Kandel's work is always compelling because of his broad view of science and psychiatry.  He is as comfortable discussing psychoanalysis and Freud as he is talking about molecular biology.  In this case he combines views on epidemiology and molecular biology in a very compelling story and suggests it might be a broader model for how gateway drugs work.  As he is drawing his conclusions there is still room for the competing hypothesis and he makes this explicit.  His work is always a breath of fresh air compared to the current zeitgeist of political arguments about science and psychiatry often from people who know very little about either subject.  Go to the article at the link below and read this paper and compare it to his 1979 article Psychotherapy and the Single Synapse.  That covers at least 34 years of studying synaptic plasticity and it is a remarkable accomplishment.


George Dawson, MD, DFAPA


1: Kandel ER, Kandel DB. Shattuck Lecture. A molecular basis for nicotine as agateway drug. N Engl J Med. 2014 Sep 4;371(10):932-43. doi: 10.1056/NEJMsa1405092. PubMed PMID: 25184865. (free full text).
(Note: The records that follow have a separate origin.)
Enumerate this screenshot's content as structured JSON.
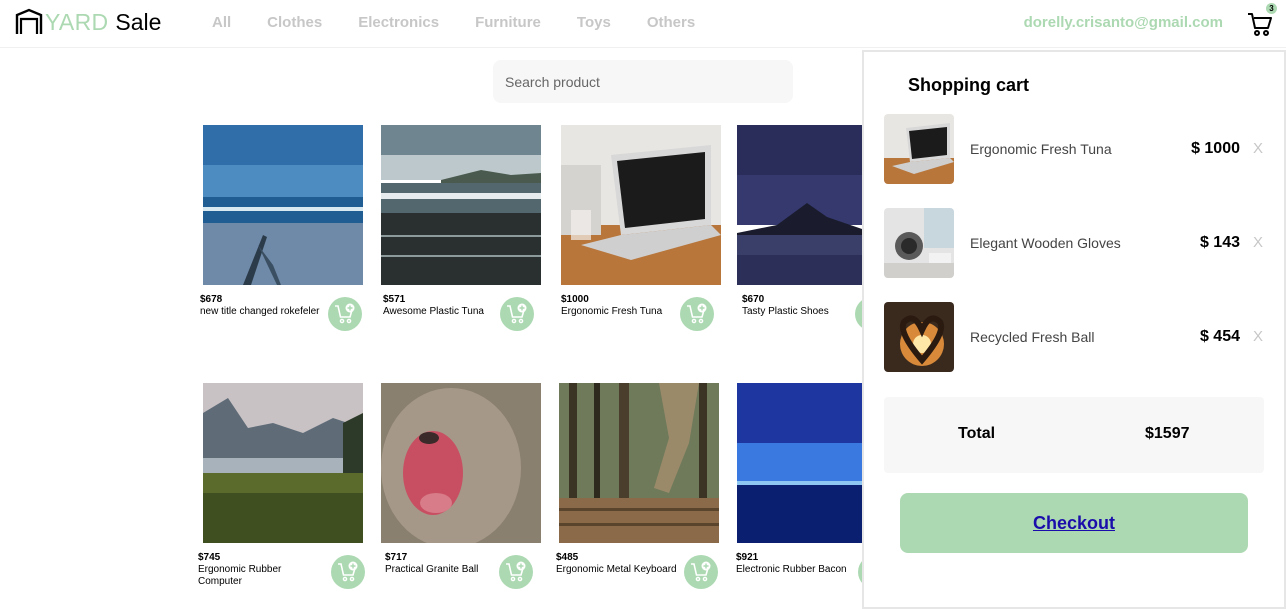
{
  "header": {
    "logo_yard": "YARD",
    "logo_sale": "Sale",
    "nav": [
      "All",
      "Clothes",
      "Electronics",
      "Furniture",
      "Toys",
      "Others"
    ],
    "user_email": "dorelly.crisanto@gmail.com",
    "cart_count": "3"
  },
  "search": {
    "placeholder": "Search product"
  },
  "products": [
    {
      "price": "$678",
      "name": "new title changed rokefeler",
      "image": "ocean-beach"
    },
    {
      "price": "$571",
      "name": "Awesome Plastic Tuna",
      "image": "sunset-beach"
    },
    {
      "price": "$1000",
      "name": "Ergonomic Fresh Tuna",
      "image": "laptop"
    },
    {
      "price": "$670",
      "name": "Tasty Plastic Shoes",
      "image": "night-mountain-lake"
    },
    {
      "price": "$745",
      "name": "Ergonomic Rubber Computer",
      "image": "lake-mountains"
    },
    {
      "price": "$717",
      "name": "Practical Granite Ball",
      "image": "monkey"
    },
    {
      "price": "$485",
      "name": "Ergonomic Metal Keyboard",
      "image": "forest-walk"
    },
    {
      "price": "$921",
      "name": "Electronic Rubber Bacon",
      "image": "blue-horizon"
    }
  ],
  "cart": {
    "title": "Shopping cart",
    "items": [
      {
        "name": "Ergonomic Fresh Tuna",
        "price": "$ 1000",
        "remove": "X",
        "image": "laptop"
      },
      {
        "name": "Elegant Wooden Gloves",
        "price": "$ 143",
        "remove": "X",
        "image": "desk-speaker"
      },
      {
        "name": "Recycled Fresh Ball",
        "price": "$ 454",
        "remove": "X",
        "image": "heart-hands"
      }
    ],
    "total_label": "Total",
    "total_value": "$1597",
    "checkout_label": "Checkout"
  },
  "colors": {
    "accent": "#acd9b2",
    "muted": "#c7c7c7",
    "panel_bg": "#f7f7f7"
  }
}
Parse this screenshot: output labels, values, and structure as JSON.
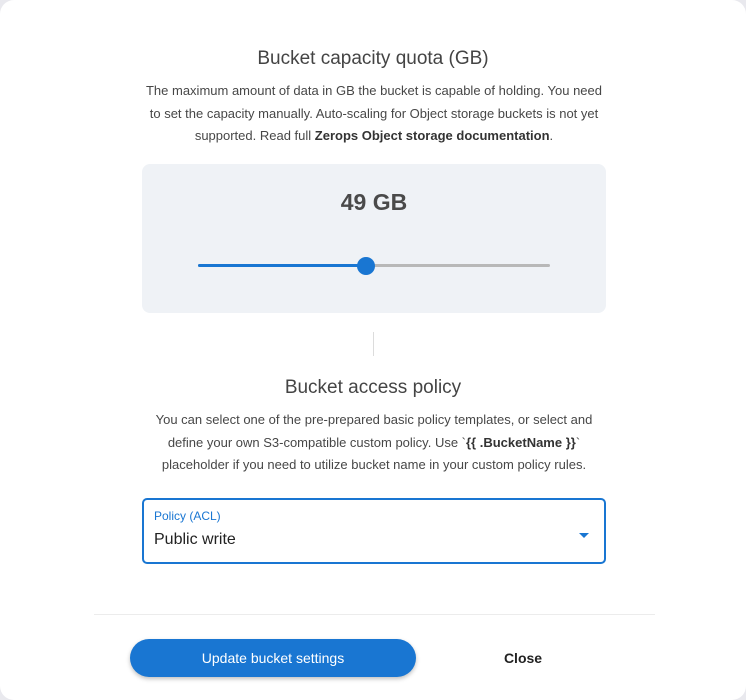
{
  "quota": {
    "title": "Bucket capacity quota (GB)",
    "description_part1": "The maximum amount of data in GB the bucket is capable of holding. You need to set the capacity manually. Auto-scaling for Object storage buckets is not yet supported. Read full ",
    "description_link": "Zerops Object storage documentation",
    "description_part2": ".",
    "value_display": "49 GB",
    "slider_fraction": 0.478
  },
  "policy": {
    "title": "Bucket access policy",
    "description_part1": "You can select one of the pre-prepared basic policy templates, or select and define your own S3-compatible custom policy. Use `",
    "description_code": "{{ .BucketName }}",
    "description_part2": "` placeholder if you need to utilize bucket name in your custom policy rules.",
    "select_label": "Policy (ACL)",
    "select_value": "Public write"
  },
  "actions": {
    "update_label": "Update bucket settings",
    "close_label": "Close"
  },
  "colors": {
    "accent": "#1976d2",
    "box_bg": "#eff2f6"
  }
}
Supplementary 1:  Drawing depicts nicotine inhibiting HDAC leading to increased acetylation of histones per the above discussion.  CREB-1 = cyclic AMP response-element-binding protein; CBP = CREB-binding protein (acetylates histone H4);  PKA= protein kinase A; A=acetyl groups, P=phosphate groups; H2a, H2b, H3, H4 = histone proteins in chromatin; Pol II = RNA polymerase II (catalyzes synthesis of DNA to mRNA).